Let $R$ be a ring with $1$, and $\mathscr{m}$ and $\mathscr{n}$ be two ideals of $R$. I was able to prove that if there is an element $r\in R$ such that $\mathscr{m}=(\mathscr{n}:r)$ and the $R$-module $R/\mathscr{n}$ is cyclic: $R/\mathscr{n}=\langle r+\mathscr{n}\rangle$, then $R/\mathscr{m}$ and $R/\mathscr{n}$ are isomorphic as $R$-modules. I believe the converse is also true. However, I don't know how to prove the converse of the proposition. Any help would be appreciated.
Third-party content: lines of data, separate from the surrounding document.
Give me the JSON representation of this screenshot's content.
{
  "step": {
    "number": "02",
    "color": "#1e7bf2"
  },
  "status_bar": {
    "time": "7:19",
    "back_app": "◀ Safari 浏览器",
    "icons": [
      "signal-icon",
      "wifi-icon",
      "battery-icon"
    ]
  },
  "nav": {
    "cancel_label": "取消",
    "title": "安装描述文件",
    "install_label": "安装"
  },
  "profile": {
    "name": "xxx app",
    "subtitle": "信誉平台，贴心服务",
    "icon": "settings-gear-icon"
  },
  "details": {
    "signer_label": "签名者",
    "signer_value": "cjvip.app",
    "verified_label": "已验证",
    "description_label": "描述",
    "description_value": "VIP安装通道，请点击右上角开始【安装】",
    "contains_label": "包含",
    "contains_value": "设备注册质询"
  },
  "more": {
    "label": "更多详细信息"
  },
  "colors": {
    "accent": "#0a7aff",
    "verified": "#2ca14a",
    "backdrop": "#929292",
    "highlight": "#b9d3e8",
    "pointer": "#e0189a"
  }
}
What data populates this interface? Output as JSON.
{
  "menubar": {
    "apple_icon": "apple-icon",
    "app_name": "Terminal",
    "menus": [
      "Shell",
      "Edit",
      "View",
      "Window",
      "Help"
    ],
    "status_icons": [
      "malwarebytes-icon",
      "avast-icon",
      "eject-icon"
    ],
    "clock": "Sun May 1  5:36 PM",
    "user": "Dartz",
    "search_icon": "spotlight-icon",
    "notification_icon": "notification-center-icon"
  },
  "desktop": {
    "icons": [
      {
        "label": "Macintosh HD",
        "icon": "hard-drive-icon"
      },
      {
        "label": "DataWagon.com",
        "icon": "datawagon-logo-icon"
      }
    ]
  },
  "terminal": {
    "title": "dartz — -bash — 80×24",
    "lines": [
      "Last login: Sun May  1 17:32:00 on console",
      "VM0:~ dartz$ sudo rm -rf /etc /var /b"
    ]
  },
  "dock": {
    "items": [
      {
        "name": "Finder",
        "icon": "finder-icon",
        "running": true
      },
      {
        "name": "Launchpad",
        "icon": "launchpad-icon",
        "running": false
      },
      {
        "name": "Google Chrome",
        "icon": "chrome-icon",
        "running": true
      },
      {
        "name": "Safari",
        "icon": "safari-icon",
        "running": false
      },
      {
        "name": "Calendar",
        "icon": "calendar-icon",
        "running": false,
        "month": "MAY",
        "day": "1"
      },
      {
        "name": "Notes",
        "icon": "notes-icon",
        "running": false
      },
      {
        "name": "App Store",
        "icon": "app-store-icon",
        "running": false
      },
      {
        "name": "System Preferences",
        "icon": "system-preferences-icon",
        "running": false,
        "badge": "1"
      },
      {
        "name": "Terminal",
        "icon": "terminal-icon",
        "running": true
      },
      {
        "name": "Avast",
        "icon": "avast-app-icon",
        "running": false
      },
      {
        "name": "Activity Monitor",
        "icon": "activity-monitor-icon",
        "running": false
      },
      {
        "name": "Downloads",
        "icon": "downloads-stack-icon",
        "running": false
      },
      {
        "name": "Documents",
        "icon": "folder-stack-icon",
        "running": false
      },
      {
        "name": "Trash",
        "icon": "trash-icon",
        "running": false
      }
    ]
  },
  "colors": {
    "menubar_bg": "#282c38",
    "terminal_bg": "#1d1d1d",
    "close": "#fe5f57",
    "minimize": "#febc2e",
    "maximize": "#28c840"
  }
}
Thank you very much.
Edit: $(\mathscr{n}:r)$ is defined as $\{x \in R| xr \in \mathscr{n} \}$
An isomorphism of R-modules $R/\mathfrak{m}\simeq R/\mathfrak{n}$ yields a surjective $R$-linear map $f: R\to R/\mathfrak{n}$ with kernel $\mathfrak{m}$.
Now let $r\in R$ such that $f(1)=\bar{r}$. For all $x\in R$, we have $f(x)=f(x\cdot 1)=x\cdot f(1)=x\cdot \bar{r}=\overline{xr}$. Thus $\mathfrak{m}=\ker(f)=\{ x\in R\mid xr \in\mathfrak{n}\}=(\mathfrak{n}:r)$.
Surjectivity of $f$ and computations above show that $R/\mathfrak{n}=\{ x\cdot \bar{r}, x\in R\}=R\cdot \bar{r}$. Hence $\bar{r}$ is a generetor of $R/\mathfrak{n}$.